Dr. Michele Inzaghi: “Faccette o bonding dentale? Dipende da quanto è lontano il tuo sorriso dal risultato che vuoi”
Lo specialista di Settimo Milanese spiega cosa sono i due trattamenti più richiesti, a chi servono e come scegliere quello giusto
Bonding o faccette? È una delle domande più frequenti tra chi desidera migliorare il proprio sorriso. La risposta, secondo il Dr. Michele Inzaghi — specialista in estetica dentale e fondatore dello Studio MySmile di Settimo Milanese — è più semplice di quanto si pensi: non esiste un trattamento migliore dell’altro, esiste quello giusto per ogni sorriso.
“La domanda che ogni paziente dovrebbe porsi non è ‘quale trattamento voglio’, ma ‘quanto è lontano il mio sorriso dal risultato che desidero’”, spiega Inzaghi. “Se la distanza è piccola, bastano interventi minimi e conservativi. Se la distanza è grande, serve uno strumento più potente.”
Il bonding: per chi ha già denti belli, ma piccoli dettagli rovinano l’armonia
Il bonding dentale è un ritocco estetico eseguito direttamente in studio con una resina composita, modellata a mano libera dal dentista. Non serve il laboratorio, non servono anestesie e lo smalto naturale resta intatto al cento per cento. Il trattamento si completa in una o due sedute.
È la soluzione per chi ha già una buona base: denti sani, ben posizionati, ma con piccoli dettagli che tolgono armonia — diastemi, margini irregolari, proporzioni squilibrate, lievi scheggiature. Il percorso preferito da Inzaghi prevede prima uno sbiancamento professionale, poi il bonding per perfezionare forma e proporzioni. “È come fare un restyling completo del sorriso in pochissime sedute, senza toccare un millimetro di smalto.”
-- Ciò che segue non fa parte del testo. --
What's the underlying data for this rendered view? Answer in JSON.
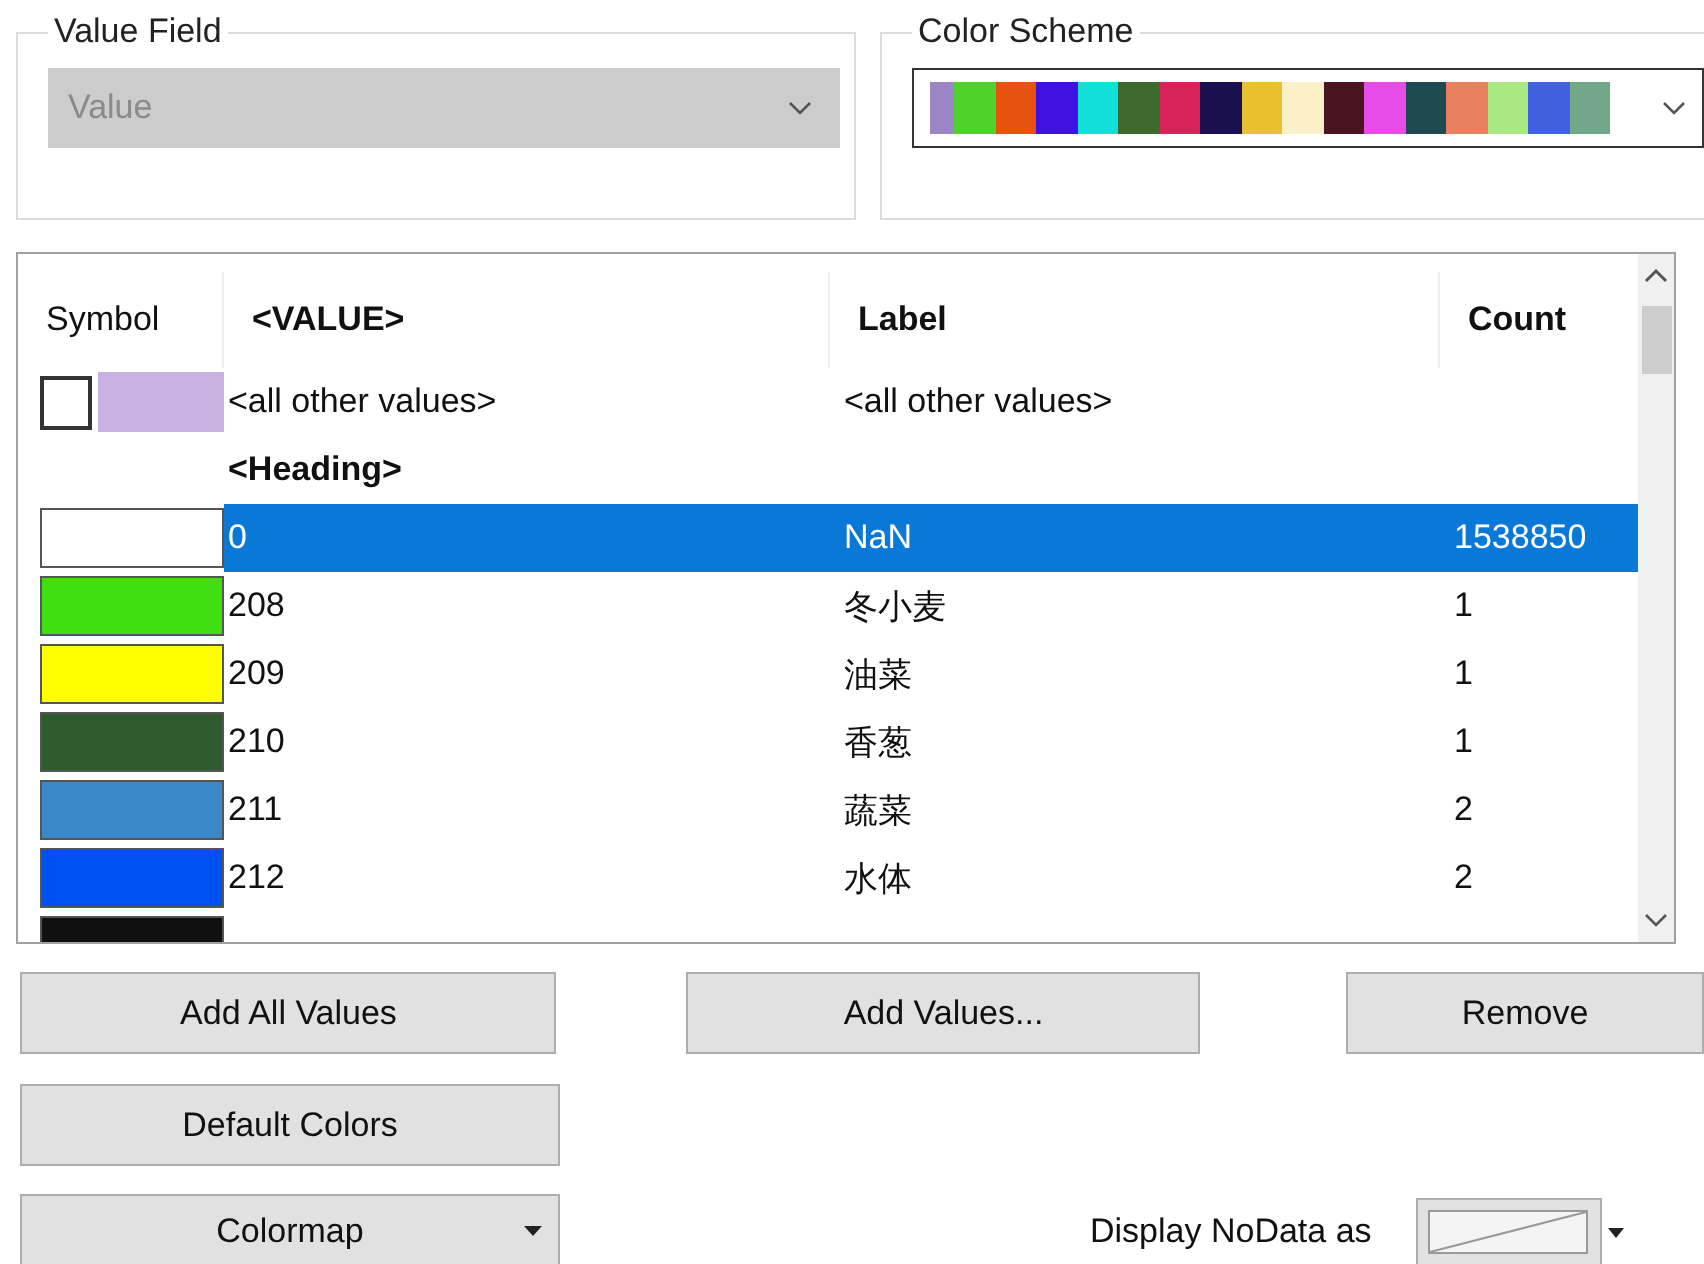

Un punto fermo: il bonding non è una soluzione di serie B. “Nelle mani di chi si occupa di smile design ogni giorno, la resina composita può dare risultati straordinari. La condizione è una sola: il caso clinico deve essere quello adatto.”
Le faccette dentali: per chi vuole un cambio netto e un’estetica perfetta
Le faccette sono sottilissime lamine in ceramica, realizzate su misura in laboratorio, applicate sulla superficie esterna dei denti. Sono lo strumento giusto per chi non vuole un ritocco, ma una vera trasformazione.
“Quando la distanza tra il sorriso che hai e quello che desideri è ampia, le faccette sono la soluzione. La ceramica è superiore alla resina sotto ogni punto di vista: più stabile nel colore, più resistente, più luminosa, più duratura.”
I casi tipici: denti scuri con colorazioni profonde che la resina non copre stabilmente; denti fratturati che richiedono solidità strutturale; denti molto disomogenei per forma; trasformazioni complete su 6-10 denti. Per i disallineamenti importanti, Inzaghi raccomanda prima gli allineatori trasparenti, poi l’intervento estetico. “L’ordine corretto fa la differenza.”
Quando possibile, lo specialista privilegia le faccette additive: nessuna limatura, struttura del dente preservata al cento per cento.
Vedere il risultato prima di iniziare: l’intelligenza artificiale al servizio del sorriso
Nessun trattamento parte senza il protocollo Digital Smile Design: fotografie cliniche, scansione intraorale e simulazione digitale del sorriso finale. Il paziente vede il proprio volto con il nuovo sorriso, chiede modifiche, approva ogni dettaglio. Solo dopo si inizia.
“Oggi possiamo pre-visualizzare il risultato con una precisione impensabile fino a pochi anni fa. Il paziente non deve più immaginare il suo nuovo sorriso: lo vede, lo prova, lo sceglie.” Inzaghi ha presentato questa ricerca anche a Montecitorio.
La regola d’oro resta sempre la stessa: “Prima si misura la distanza tra il sorriso che hai e quello che vuoi. Poi si sceglie lo strumento più conservativo per colmarla. E non si tocca un solo dente prima che il paziente abbia visto e approvato il risultato finale.”
Chi è il Dr. Michele Inzaghi
Fondatore e Direttore Sanitario dello Studio MySmile di Settimo Milanese, è designer certificato DSD (Digital Smile Design) e Invisalign Platinum Elite Provider. È autore di tre pubblicazioni — “Il Sorriso Magnetico”, “Este-Tik-Tok-a Dentale” e “Sorrisi da Tastiera” — e ha presentato alla Camera dei Deputati la sua ricerca sull’intelligenza artificiale applicata all’odontoiatria estetica.